Une sorte d'énergie singulière dont nous nous sentions dépourvus nous avait
soudain traversés par la fiction de quelques mots mis ensemble. Ils veillaient
là, tout près, ces livres silencieux, ils habitaient nos heures sombres, nos
heures claires, ils accompagnaient nos désirs, ils décidaient parfois d'un
destin. Ils allaient se mêler à la matière fragile des rêves, se défaire
peut-être de leur identité littérale pour épouser le parcours d'une conscience
en quête d'elle-même et se confondre avec une histoire qui s'inscrirait dans
le temps. Ainsi en serait-il des intrigues, des personnages, de la trame
nombreuse d'un récit auquel on s'était laissé prendre. Il n'en restait, à la
fin, qu'une scène, un échange de paroles, un profil entrevu dans la nuit, mais
cette énigme désormais devenait la nôtre et nous savions obscurément que notre
vie, et la plus quotidienne, en était marquée.

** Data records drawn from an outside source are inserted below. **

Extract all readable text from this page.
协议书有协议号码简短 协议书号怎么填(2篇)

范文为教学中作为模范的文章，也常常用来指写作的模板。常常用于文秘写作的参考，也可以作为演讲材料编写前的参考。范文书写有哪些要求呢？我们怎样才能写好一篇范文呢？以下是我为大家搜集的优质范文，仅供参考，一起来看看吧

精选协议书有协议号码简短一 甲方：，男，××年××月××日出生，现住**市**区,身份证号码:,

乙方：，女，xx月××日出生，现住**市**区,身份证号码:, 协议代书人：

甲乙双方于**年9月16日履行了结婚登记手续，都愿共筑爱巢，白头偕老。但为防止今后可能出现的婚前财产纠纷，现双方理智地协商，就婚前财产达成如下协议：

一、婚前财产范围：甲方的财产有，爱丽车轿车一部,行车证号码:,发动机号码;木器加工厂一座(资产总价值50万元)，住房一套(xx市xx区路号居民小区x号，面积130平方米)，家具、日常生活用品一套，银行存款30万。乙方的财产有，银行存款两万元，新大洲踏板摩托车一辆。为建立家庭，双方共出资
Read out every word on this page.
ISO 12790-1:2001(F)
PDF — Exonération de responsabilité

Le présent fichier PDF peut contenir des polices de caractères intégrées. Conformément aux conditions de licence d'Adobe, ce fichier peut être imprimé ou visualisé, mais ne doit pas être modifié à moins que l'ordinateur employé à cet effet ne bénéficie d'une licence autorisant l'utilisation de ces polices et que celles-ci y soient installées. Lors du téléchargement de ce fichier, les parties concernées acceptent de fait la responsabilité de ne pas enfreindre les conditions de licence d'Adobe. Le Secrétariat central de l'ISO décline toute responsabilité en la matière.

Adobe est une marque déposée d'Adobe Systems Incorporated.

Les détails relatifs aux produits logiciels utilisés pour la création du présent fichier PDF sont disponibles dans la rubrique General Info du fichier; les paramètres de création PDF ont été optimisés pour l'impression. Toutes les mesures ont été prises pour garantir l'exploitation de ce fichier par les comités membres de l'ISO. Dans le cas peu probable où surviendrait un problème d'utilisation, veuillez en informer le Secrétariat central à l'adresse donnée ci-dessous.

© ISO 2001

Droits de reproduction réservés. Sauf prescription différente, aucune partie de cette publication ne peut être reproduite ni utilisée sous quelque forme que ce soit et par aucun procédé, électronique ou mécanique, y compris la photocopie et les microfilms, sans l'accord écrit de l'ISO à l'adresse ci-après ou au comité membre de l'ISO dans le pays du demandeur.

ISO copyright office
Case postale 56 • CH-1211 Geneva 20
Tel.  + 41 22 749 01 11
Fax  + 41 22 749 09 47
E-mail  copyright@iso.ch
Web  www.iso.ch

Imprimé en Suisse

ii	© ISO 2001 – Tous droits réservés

Il est des livres qu'on chérit
tout autant que des êtres, et lorsque les forces déclinent, que l'ombre gagne
sur le mur, il est des livres qui se rapprochent et nous accueillent et nous
réconfortent. Et c'est parfois, ridicule et magnifique, un chevalier qui se
relève après chaque défaite contre les monstres, les mauvais génies, les
enchanteurs. Et c'est clouant sa jambe d'ivoire sur le pont d'un navire, ce
capitaine à la poursuite du Léviathan fabuleux, et qui tient tête au vent, aux
orages, aux abîmes, et qui meurt dans un livre et qui ne peut pas mourir.
In, « La mort à distance »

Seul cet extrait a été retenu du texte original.